Her millete bir peygamber gönderilmesi, yani her peygamberin bir millet oluşturması biçimiyle bildiğimiz farklı milletler, aslında farklı peygamberlerin çıkış noktasında bütünleşmiş insan gruplarını ifade ediyor.

Yani, milletlerin kaynağı farklı dinlerdir, denebilir.

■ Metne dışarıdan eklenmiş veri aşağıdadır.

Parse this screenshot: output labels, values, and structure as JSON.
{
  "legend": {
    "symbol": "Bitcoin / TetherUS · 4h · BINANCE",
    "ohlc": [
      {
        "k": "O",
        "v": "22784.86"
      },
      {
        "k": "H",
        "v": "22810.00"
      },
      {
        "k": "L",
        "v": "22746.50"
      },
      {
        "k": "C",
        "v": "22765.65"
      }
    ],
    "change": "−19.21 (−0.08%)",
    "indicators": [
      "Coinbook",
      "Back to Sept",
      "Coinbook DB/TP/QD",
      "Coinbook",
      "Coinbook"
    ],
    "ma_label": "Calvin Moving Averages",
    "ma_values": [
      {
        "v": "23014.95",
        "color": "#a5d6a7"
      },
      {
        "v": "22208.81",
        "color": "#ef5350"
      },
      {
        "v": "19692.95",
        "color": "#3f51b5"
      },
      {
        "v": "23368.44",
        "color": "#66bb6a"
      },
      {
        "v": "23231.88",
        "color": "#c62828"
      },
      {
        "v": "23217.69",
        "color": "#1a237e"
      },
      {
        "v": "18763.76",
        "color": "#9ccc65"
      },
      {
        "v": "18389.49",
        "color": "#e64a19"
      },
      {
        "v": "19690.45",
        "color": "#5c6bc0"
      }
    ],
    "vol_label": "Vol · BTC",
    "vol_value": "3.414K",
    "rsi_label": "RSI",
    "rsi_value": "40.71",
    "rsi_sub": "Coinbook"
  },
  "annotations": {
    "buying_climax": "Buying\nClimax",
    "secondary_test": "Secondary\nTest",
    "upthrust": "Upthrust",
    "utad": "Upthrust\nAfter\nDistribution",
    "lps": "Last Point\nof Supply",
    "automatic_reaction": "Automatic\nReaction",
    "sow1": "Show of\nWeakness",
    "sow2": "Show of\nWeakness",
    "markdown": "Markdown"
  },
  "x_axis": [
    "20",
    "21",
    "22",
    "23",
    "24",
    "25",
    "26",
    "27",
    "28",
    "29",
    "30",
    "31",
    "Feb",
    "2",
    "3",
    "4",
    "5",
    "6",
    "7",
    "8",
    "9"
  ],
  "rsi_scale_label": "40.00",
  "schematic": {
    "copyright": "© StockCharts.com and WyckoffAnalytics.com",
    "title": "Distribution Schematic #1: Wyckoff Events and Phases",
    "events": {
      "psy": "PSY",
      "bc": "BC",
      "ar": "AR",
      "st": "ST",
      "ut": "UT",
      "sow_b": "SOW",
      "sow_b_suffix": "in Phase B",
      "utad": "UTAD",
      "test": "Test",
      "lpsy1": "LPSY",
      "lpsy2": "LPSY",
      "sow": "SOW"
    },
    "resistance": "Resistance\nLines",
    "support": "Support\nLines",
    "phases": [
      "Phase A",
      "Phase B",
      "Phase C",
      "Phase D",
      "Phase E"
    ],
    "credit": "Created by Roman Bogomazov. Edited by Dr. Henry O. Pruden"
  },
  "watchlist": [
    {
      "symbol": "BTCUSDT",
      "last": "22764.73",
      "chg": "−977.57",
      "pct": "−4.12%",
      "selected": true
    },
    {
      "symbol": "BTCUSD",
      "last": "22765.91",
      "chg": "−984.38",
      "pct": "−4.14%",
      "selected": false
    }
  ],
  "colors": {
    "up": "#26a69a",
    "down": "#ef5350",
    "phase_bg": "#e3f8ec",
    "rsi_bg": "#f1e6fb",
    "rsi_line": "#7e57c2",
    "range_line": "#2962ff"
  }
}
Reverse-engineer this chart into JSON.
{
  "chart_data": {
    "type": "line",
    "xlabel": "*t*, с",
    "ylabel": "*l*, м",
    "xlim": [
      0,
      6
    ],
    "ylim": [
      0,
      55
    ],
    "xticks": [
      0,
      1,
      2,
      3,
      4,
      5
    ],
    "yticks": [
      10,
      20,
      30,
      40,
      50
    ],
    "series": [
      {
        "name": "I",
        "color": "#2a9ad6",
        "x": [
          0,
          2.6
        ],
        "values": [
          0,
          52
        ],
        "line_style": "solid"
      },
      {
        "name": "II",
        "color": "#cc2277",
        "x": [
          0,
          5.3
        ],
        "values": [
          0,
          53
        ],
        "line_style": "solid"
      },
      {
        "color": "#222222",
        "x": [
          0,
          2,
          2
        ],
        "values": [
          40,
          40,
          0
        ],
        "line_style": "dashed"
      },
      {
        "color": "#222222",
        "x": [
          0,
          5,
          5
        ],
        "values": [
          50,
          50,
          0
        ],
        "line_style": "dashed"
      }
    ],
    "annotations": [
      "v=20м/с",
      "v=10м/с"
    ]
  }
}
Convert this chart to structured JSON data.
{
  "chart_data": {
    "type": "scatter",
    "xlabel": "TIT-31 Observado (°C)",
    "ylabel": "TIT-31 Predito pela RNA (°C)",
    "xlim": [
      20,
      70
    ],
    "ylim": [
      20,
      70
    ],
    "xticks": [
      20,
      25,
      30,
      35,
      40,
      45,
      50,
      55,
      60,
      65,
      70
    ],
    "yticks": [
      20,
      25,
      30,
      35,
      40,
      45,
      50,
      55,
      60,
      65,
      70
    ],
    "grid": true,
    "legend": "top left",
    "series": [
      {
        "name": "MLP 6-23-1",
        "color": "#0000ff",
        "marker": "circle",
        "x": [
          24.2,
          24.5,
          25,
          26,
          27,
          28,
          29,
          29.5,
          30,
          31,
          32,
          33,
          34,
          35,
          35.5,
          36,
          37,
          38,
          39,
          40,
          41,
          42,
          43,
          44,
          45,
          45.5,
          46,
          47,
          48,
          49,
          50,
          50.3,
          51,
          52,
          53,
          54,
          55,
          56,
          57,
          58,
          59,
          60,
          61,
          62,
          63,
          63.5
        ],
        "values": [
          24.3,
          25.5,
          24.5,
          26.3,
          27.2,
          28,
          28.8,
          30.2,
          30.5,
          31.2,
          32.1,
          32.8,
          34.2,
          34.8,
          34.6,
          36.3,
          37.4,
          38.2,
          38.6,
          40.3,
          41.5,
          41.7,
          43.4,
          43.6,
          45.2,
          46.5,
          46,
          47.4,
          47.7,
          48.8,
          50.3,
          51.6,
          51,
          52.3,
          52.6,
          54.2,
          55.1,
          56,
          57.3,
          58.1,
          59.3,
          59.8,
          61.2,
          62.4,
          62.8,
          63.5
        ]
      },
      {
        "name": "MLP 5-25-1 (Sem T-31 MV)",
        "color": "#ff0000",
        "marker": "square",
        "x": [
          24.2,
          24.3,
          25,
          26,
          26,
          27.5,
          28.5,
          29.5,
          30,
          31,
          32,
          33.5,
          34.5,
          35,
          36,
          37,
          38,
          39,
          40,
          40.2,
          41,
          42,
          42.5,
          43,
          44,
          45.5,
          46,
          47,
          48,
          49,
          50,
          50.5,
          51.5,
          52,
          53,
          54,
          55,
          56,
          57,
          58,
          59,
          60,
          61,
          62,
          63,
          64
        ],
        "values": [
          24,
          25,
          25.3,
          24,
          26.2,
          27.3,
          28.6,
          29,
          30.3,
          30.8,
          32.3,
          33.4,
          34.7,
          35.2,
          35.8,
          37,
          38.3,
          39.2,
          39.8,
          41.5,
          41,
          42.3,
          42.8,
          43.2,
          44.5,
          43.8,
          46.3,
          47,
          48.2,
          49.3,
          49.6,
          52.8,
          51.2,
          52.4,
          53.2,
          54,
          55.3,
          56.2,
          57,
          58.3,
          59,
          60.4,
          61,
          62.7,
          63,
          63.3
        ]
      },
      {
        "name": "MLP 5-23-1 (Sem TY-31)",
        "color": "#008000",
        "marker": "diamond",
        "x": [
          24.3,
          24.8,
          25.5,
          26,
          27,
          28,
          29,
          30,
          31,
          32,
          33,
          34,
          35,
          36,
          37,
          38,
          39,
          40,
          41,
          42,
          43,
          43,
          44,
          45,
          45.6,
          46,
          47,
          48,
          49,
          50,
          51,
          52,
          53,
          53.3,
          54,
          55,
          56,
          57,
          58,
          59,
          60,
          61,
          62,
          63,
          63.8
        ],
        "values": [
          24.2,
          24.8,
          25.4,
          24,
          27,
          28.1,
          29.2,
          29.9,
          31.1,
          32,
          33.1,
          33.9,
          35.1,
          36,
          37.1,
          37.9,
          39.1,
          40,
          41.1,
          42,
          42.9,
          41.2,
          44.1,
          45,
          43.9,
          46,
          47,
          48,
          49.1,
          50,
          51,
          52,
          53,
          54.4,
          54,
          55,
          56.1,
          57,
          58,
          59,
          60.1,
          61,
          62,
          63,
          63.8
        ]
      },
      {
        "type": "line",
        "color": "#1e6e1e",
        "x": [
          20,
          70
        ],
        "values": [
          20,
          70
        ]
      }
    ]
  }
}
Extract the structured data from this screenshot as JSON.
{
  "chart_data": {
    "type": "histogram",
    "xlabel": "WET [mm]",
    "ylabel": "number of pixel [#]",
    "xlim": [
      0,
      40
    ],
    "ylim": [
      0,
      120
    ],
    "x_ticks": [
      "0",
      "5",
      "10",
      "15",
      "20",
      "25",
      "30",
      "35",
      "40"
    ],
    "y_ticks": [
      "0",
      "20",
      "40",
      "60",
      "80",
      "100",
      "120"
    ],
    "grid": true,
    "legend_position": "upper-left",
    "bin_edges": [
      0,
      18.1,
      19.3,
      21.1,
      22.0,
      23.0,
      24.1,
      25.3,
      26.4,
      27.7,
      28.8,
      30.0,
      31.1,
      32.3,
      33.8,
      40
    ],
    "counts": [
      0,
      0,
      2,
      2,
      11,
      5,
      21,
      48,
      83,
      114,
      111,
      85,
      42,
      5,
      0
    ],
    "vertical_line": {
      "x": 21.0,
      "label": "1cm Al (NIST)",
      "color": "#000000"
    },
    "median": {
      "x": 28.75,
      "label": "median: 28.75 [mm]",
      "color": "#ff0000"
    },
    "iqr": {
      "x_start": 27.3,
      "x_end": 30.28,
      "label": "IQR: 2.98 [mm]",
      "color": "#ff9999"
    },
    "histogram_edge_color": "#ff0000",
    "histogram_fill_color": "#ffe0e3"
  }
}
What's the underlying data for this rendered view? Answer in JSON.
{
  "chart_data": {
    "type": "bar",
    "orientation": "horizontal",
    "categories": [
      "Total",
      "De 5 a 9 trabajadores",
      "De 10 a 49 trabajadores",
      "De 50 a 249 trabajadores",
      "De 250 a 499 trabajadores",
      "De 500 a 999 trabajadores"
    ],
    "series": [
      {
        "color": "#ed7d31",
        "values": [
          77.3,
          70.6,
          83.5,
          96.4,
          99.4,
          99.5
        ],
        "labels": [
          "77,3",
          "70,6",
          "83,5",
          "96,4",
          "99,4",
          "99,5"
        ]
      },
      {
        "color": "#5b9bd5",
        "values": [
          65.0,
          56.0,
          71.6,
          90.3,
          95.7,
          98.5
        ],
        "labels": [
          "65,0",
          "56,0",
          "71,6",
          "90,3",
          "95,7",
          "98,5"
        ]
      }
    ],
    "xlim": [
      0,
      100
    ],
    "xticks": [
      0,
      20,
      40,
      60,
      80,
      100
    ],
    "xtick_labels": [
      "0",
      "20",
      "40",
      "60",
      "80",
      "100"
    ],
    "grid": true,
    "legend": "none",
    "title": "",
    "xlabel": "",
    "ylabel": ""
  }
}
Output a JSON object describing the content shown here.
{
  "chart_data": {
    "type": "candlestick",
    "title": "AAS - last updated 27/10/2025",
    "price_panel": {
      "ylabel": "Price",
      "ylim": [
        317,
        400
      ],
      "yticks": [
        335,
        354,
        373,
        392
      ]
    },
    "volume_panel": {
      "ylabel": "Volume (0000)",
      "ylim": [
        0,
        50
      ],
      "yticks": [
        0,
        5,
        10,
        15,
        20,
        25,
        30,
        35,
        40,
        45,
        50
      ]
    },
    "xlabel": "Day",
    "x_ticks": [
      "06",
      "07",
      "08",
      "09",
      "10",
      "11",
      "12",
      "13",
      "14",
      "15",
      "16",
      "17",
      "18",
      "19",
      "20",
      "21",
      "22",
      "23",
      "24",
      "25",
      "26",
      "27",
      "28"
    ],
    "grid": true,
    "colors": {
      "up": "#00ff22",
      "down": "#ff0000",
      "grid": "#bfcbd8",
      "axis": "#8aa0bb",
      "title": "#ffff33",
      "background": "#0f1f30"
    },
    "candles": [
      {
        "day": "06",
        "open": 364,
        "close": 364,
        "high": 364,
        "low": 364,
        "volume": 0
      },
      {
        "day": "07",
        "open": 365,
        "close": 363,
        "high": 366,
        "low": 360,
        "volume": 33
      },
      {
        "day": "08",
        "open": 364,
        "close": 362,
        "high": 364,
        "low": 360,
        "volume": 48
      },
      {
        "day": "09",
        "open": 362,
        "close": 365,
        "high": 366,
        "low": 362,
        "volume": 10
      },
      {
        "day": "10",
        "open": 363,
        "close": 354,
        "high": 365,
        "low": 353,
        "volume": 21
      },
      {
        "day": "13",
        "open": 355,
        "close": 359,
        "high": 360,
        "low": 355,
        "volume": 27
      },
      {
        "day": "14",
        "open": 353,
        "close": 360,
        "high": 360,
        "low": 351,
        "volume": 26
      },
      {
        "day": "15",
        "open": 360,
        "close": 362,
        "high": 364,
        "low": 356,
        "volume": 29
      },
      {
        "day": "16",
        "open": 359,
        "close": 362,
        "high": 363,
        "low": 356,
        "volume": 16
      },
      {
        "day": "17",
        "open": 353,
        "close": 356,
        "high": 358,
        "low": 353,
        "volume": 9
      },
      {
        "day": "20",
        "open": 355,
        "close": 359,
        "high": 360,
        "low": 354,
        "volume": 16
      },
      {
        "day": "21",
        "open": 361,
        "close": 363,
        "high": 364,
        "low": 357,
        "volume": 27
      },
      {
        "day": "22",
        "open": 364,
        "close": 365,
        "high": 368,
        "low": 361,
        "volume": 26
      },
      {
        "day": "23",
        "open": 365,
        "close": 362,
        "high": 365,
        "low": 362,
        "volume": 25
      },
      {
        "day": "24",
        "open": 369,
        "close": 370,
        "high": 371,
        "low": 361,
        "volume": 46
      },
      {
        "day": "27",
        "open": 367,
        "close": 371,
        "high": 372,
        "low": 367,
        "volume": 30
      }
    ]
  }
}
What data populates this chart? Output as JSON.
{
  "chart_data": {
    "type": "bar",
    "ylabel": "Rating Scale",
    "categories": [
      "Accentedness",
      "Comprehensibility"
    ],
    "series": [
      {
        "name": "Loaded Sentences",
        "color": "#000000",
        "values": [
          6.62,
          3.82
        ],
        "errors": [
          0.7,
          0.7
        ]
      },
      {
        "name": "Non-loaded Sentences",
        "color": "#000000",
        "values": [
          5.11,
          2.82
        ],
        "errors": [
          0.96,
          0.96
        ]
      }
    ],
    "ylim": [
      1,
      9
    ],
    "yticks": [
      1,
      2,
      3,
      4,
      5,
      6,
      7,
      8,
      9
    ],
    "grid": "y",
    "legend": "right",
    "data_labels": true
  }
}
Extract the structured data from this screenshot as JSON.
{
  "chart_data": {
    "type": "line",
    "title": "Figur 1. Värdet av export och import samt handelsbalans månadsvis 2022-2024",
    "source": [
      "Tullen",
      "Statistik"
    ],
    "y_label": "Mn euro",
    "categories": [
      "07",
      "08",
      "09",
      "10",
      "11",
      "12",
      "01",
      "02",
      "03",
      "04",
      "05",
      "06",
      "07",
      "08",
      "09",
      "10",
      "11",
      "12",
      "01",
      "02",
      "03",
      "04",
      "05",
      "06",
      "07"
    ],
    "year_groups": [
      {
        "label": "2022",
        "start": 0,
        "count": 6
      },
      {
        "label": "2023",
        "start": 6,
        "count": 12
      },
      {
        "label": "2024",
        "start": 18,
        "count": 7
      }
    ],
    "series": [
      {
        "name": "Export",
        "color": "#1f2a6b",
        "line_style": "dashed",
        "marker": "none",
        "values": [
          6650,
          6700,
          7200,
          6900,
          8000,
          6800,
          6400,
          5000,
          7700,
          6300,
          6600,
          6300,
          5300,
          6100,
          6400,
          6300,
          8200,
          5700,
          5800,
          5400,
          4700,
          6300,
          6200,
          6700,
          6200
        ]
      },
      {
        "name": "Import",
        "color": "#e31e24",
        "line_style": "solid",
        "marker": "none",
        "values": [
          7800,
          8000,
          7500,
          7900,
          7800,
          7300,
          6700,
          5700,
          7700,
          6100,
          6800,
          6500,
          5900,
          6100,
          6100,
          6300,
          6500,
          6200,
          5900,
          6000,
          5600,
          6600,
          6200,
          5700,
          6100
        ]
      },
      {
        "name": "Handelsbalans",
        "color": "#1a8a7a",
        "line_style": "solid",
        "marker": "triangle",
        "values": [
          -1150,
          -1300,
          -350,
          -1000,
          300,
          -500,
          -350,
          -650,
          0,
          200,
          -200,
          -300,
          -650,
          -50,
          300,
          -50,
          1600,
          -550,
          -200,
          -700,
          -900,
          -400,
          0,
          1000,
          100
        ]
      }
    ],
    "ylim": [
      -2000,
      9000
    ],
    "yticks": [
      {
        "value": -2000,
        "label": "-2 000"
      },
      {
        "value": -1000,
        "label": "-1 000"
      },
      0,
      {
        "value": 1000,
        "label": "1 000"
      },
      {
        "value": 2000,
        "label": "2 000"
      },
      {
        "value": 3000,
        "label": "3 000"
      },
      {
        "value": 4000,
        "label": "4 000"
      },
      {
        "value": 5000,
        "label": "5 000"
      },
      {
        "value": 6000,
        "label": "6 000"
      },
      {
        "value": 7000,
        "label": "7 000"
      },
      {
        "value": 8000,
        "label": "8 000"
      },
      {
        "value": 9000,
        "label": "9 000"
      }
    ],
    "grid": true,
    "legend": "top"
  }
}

Bu yüzden dünya yüzünde aynı anda farklı hak dinler de bulunmuş, bunlar birbirleriyle tanışıp kaynaşmaları ve Allah'ın ayetlerini paylaşmaları şekliyle ve nihayetinde bütününü kendine toplayan İslamiyet’in zuhuruyla ‘büyük İslam milliyeti’yle bir araya gelmesi ve evrensel bir millet anlayışı içinde ehl-i iman ve dinin tevhit bayrağı altında toplanmasını netice vermesi istenmiştir.

Milletler cemiyeti bir anlamda Allah’ın ‘Ehadiyet’i sırrıyla ‘Tevhid’i yakalamayı ifade eder. (Bu nedenle de, ırkçılık din dışıdır, ırka bağlı bir milliyet olmaz.)

Mesela; İslamiyet’le birlikte Anadolu coğrafyasında oluşan bütünlüğe biz ‘Türk milleti’ diyoruz. İslam öncesiyle, ırk anlamında bir benzerlik taşısa da artık hiçbir anlamda ‘Türk milleti’ o değildir; İslamiyet’le yoğrulmuş ve tanımı dinle bir tutulmuş ‘Türk demek Müslüman demek, Müslüman demek Türk demek’ olmakla birlikte, İslam’a girmeyenlerin yok olduğu yalnızca İslam’la tanımlanan bir ‘Türk milliyeti’ ortaya çıkmış ve bu aslında büyük İslam milletinin içinde bütünleşmiştir.

Bununla birlikte, Bulgarlar ve Macarlar ile ve Orta Asya’dan Anadolu’ya ilk gelen çekik gözlü ırkla; bugün Anadolu halklarıyla, Ermeni ve Rumlarla, Arap ve Acemlerle, Kürtlerle, Balkan ırklarıyla, Tatar, Çerkes birçok halkla karışmış olan Türklerin aynı ırk olduğunu söylemek mümkün müdür?

Aynı durum diğer halklar için de geçerlidir. Kürtler de yıllarca İslam içinde ve Türkler ve Araplarla, Acemlerle birlikte bir bütünün adı olmuştur. Yani Türkler, Kürtler, Araplar, Acemler ve diğerleri bir büyük ‘İslam milleti’ olmuşlardır. Kürtleri de İslam’dan ayırdığınızda Kürtlüklerini kaybedeceklerdir.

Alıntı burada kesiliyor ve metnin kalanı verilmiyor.